There’s more to the spiritual rom-com “Extra Ordinary” than just Rose and her pursuit of happiness. Causing an equal amount of commotion in the background is a one-hit wonder musician, Christian (Forte). He’s looking to rejuvenate his deceased rock career, but not with a catchy new song. He’s on the hunt for a virgin sacrifice that’ll be offered up to Satan during the blood Moon. He enters Rose’s realm when the virgin he has an eye on is Martin’s teenage daughter.
One of the biggest strengths about this film is its irreverent humor. It’s never too peculiar, it’s never too crass or mean towards it’s cast and it seems to hover like a specter in this gray area where it remains charming, no matter how outlandish it gets. Credit goes to the directors and writers, Mike Ahern and Enda Lougman, but an equal amount goes to Forte and Higgins. Higgins provides this warmth and sincerity to Rose that’ll charm your pants off, or hopefully Martin’s. Forte, a mainstay in the bizarre comedy scene of America, taps into his natural off-the-wall humor and makes every scene with Christian an absolute delight.

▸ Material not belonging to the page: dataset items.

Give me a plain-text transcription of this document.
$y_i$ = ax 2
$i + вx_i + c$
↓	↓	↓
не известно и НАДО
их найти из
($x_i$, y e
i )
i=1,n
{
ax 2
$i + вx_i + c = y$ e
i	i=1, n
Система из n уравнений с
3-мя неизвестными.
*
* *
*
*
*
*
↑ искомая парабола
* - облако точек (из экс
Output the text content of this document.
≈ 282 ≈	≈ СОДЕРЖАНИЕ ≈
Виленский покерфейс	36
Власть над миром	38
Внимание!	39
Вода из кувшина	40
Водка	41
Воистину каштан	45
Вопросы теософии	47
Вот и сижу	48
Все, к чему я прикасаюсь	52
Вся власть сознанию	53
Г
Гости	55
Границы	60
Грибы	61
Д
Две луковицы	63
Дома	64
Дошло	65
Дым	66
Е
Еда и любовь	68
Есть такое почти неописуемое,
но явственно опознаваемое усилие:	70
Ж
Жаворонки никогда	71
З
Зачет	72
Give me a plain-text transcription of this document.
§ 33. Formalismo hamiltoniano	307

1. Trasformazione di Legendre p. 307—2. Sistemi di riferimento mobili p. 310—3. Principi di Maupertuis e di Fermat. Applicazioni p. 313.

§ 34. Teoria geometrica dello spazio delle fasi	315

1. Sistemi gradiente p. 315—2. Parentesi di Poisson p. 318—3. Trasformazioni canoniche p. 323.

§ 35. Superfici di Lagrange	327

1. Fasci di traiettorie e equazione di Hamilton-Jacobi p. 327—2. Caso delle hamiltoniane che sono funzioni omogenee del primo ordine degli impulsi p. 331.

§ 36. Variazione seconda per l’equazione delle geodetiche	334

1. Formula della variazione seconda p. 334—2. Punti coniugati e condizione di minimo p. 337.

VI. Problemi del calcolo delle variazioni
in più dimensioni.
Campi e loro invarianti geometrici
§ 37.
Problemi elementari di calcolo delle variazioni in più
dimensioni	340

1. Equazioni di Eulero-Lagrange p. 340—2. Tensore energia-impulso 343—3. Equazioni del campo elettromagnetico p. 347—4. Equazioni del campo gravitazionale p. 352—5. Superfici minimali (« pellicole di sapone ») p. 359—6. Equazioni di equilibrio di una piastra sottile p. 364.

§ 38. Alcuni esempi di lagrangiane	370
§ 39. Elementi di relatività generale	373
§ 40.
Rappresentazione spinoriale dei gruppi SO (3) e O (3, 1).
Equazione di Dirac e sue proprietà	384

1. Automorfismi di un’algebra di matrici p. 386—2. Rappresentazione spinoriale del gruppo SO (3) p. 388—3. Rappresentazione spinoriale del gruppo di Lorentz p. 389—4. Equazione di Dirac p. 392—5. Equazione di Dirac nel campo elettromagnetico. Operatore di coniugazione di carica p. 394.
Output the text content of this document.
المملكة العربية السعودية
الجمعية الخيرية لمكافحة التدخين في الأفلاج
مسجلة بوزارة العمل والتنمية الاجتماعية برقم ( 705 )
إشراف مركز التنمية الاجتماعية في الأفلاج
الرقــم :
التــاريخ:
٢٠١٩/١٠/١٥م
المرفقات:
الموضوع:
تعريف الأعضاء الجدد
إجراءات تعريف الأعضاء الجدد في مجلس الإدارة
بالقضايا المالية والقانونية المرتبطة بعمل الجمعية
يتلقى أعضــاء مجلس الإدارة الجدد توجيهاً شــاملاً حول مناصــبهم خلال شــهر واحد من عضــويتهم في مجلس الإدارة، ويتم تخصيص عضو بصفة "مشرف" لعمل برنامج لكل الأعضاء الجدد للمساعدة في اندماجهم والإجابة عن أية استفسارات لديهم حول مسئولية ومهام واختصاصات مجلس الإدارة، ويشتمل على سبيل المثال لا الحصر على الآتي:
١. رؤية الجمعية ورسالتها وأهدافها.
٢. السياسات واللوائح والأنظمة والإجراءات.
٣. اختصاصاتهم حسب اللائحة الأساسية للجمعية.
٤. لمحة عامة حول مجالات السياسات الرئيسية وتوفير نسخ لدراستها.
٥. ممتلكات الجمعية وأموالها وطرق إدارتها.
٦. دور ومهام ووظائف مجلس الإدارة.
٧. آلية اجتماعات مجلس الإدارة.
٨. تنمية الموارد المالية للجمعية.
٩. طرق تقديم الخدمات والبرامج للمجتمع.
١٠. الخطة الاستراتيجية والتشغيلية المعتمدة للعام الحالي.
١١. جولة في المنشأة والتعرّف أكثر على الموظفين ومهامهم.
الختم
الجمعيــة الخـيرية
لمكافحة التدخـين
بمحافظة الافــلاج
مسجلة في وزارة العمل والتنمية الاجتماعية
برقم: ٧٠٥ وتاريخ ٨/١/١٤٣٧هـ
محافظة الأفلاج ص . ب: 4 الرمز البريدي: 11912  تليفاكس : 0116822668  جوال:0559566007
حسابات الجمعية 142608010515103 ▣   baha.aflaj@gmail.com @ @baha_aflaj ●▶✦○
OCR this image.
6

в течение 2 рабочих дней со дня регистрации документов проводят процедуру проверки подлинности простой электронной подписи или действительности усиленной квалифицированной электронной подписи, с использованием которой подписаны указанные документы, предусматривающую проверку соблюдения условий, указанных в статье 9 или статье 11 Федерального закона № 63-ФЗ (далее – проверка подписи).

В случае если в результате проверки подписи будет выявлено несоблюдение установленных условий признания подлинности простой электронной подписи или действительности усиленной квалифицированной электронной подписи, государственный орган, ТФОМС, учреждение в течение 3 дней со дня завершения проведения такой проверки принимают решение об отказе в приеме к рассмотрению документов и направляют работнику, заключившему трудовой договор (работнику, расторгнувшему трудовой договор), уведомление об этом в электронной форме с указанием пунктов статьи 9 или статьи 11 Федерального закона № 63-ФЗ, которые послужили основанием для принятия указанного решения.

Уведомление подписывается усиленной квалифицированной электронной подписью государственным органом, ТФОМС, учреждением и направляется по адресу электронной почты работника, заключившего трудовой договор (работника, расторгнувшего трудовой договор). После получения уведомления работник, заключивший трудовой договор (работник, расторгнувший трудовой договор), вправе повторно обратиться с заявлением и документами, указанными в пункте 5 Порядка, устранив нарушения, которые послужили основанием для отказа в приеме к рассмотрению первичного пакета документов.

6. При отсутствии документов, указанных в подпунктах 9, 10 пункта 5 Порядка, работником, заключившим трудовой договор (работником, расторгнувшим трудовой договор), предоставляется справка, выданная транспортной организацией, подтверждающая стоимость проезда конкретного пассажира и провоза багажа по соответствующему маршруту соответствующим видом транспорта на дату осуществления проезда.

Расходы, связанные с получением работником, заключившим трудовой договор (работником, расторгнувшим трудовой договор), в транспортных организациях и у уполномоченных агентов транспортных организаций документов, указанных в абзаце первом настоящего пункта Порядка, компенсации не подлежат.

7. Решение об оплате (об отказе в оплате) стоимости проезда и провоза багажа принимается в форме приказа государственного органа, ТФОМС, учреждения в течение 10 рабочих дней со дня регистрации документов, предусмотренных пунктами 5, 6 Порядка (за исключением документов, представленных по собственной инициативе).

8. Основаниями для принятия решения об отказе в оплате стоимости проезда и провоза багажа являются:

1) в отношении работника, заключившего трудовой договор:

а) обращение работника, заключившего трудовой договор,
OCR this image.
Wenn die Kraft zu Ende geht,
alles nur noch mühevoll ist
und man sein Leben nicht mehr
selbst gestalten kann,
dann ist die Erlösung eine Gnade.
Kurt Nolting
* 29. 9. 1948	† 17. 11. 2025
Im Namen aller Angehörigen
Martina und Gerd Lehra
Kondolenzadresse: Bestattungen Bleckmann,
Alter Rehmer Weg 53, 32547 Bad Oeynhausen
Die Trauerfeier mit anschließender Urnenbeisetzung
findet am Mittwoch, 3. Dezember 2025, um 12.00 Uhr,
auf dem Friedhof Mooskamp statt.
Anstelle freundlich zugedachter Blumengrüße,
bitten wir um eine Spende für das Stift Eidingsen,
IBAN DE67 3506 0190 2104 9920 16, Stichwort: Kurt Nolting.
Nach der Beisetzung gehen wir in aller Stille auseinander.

As much as I’d love to give this ghostly rom-com a higher grade, it still feels like the plot has been stretched a bit too thin. If it wasn’t for the consistent jokes, this movie could have easily outstayed its welcome, and nearly does. It easily could have benefited from having a five to 10 minute shave off the runtime. However, when things start to feel a little bit too long the final third of the film, “Extra Ordinary” goes straight for the comedic jugular in its final act. So without that ending, as well as the performances, this movie came precariously close to failing to live up to its title.
From the silly things ghosts inhabit to Rose’s attitude towards life, this film is a pleasant surprise. It may be a hard sell, especially since the movie begins like a “Tim and Eric” sketch and Forte’s gonzo slapstick can be a bit much for some. If you find “Extra Ordinary” on a streaming service late at night, I guarantee it’ll find a way to put a smile on your face.